Kühl strich der Fahrtwind über meine Haut, während ich an der Reling stand und aufs Meer blickte. Noch immer waren Schaumkronen zu sehen, doch das störte die Yacht nicht. Ein Blick nach vorne zum Bug zeigte mir, dass sie die kleinen Meterwellen einfach zur Seite schob, als wären sie gar nicht da.
Vaughn hatte eine gute Yacht. Das musste man ihm lassen. Vereinzelt blies der Wind noch Wolken über den Himmel, doch die Sonne strahlte bald mit ganzer Kraft. Es war kurz nach 11:00 Uhr am Morgen. Die Sonne würde bald in ihrer vollen Pracht erstrahlen und uns alle wärmen.
Die Strahlen wärmten mich schon jetzt, doch der Fahrtwind blies die Wärme wieder davon. Ein Blick zum Führerstand zeigte mir, dass Vaughn konzentriert nach vorne sah. Beim Frühstück hatten wir kaum ein Wort gewechselt, weil er sich mit der Crew über die nächste Route besprochen und sie den Seewetterdienst besprochen hatten.
Noch war der Sturm nicht ganz vorbei. Der Wind blies noch immer stark und wir konnten von Glück reden, wenn wir rechtzeig in Novalija ankommen würden. Denn in der Ferne sah ich die Wolkentürme sich aufbauen. Hohe, dicke Türme.

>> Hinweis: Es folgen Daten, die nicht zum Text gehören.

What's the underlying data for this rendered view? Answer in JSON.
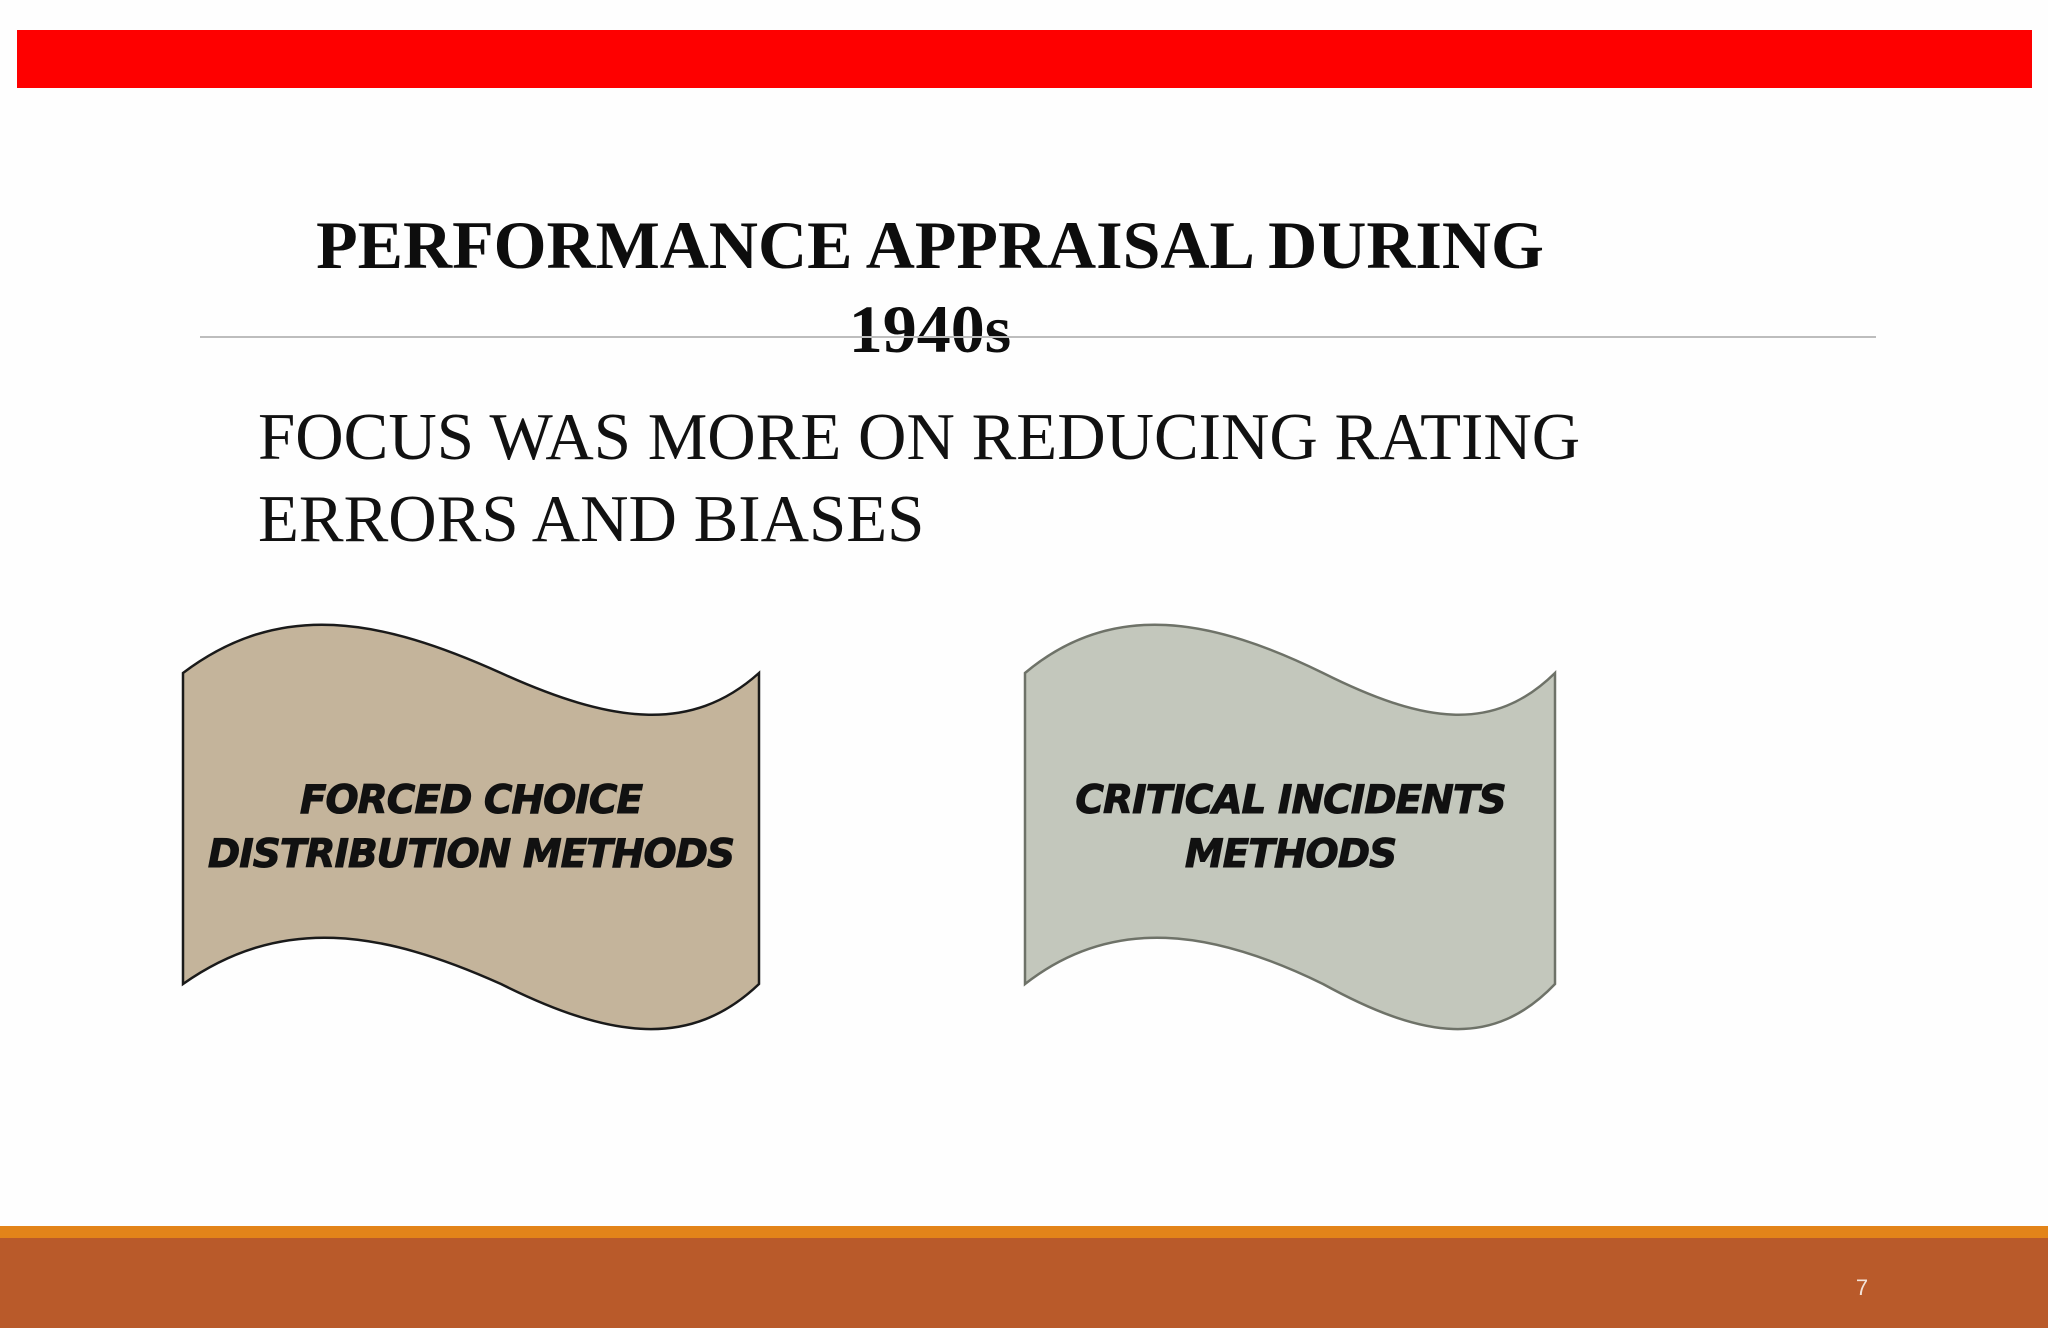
{
  "slide": {
    "title_lines": [
      "PERFORMANCE APPRAISAL DURING",
      "1940s"
    ],
    "subtitle_lines": [
      "FOCUS WAS MORE ON REDUCING RATING",
      "ERRORS AND BIASES"
    ],
    "page_number": "7"
  },
  "shapes": [
    {
      "label_lines": [
        "FORCED CHOICE",
        "DISTRIBUTION METHODS"
      ],
      "fill": "#c4b49b",
      "stroke": "#1a1a1a"
    },
    {
      "label_lines": [
        "CRITICAL INCIDENTS",
        "METHODS"
      ],
      "fill": "#c3c7bc",
      "stroke": "#6e7268"
    }
  ],
  "colors": {
    "top_bar": "#fe0000",
    "bottom_strip": "#e38419",
    "bottom_bar": "#b95a2a",
    "background": "#fefefe"
  }
}
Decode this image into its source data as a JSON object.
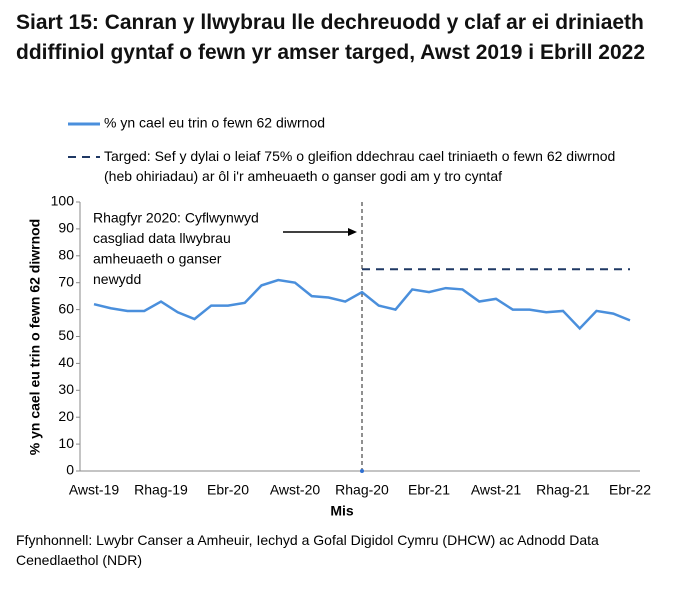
{
  "chart_data": {
    "type": "line",
    "title": "Siart 15: Canran y llwybrau lle dechreuodd y claf ar ei driniaeth ddiffiniol gyntaf o fewn yr amser targed, Awst 2019 i Ebrill 2022",
    "x_label": "Mis",
    "y_label": "% yn cael eu trin o fewn 62 diwrnod",
    "categories": [
      "Awst-19",
      null,
      null,
      null,
      "Rhag-19",
      null,
      null,
      null,
      "Ebr-20",
      null,
      null,
      null,
      "Awst-20",
      null,
      null,
      null,
      "Rhag-20",
      null,
      null,
      null,
      "Ebr-21",
      null,
      null,
      null,
      "Awst-21",
      null,
      null,
      null,
      "Rhag-21",
      null,
      null,
      null,
      "Ebr-22"
    ],
    "series": [
      {
        "name": "% yn cael eu trin o fewn 62 diwrnod",
        "color": "#4a8fdc",
        "values": [
          62,
          60.5,
          59.5,
          59.5,
          63,
          59,
          56.5,
          61.5,
          61.5,
          62.5,
          69,
          71,
          70,
          65,
          64.5,
          63,
          66.5,
          61.5,
          60,
          67.5,
          66.5,
          68,
          67.5,
          63,
          64,
          60,
          60,
          59,
          59.5,
          53,
          59.5,
          58.5,
          56
        ]
      },
      {
        "name": "Targed: Sef y dylai o leiaf 75% o gleifion ddechrau cael triniaeth o fewn 62 diwrnod (heb ohiriadau) ar ôl i'r amheuaeth o ganser godi am y tro cyntaf",
        "color": "#1f3864",
        "dashed": true,
        "values": [
          null,
          null,
          null,
          null,
          null,
          null,
          null,
          null,
          null,
          null,
          null,
          null,
          null,
          null,
          null,
          null,
          75,
          75,
          75,
          75,
          75,
          75,
          75,
          75,
          75,
          75,
          75,
          75,
          75,
          75,
          75,
          75,
          75
        ]
      }
    ],
    "annotation": [
      "Rhagfyr 2020: Cyflwynwyd",
      "casgliad data llwybrau",
      "amheuaeth o ganser",
      "newydd"
    ],
    "ylim": [
      0,
      100
    ],
    "yticks": [
      0,
      10,
      20,
      30,
      40,
      50,
      60,
      70,
      80,
      90,
      100
    ],
    "source": "Ffynhonnell: Lwybr Canser a Amheuir, Iechyd a Gofal Digidol Cymru (DHCW) ac Adnodd Data Cenedlaethol (NDR)"
  }
}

Der Seewetterbericht sagte aber, dass Pag nichts davon treffen würde und Vaughn hatte versichert, dass wir nur knappe zwei Stunden brachen würden. Trotzdem waren alle auf der Hut und sahen immer wieder zum Himmel empor.Ich stellte mich also darauf ein, dass wir nicht nach Zadar fahren würden. Wie Vaughn gezeigt hatte, hingen dort noch ein paar Gewitterzellen und es war sicherer, den Tag in Novalija zu verbringen.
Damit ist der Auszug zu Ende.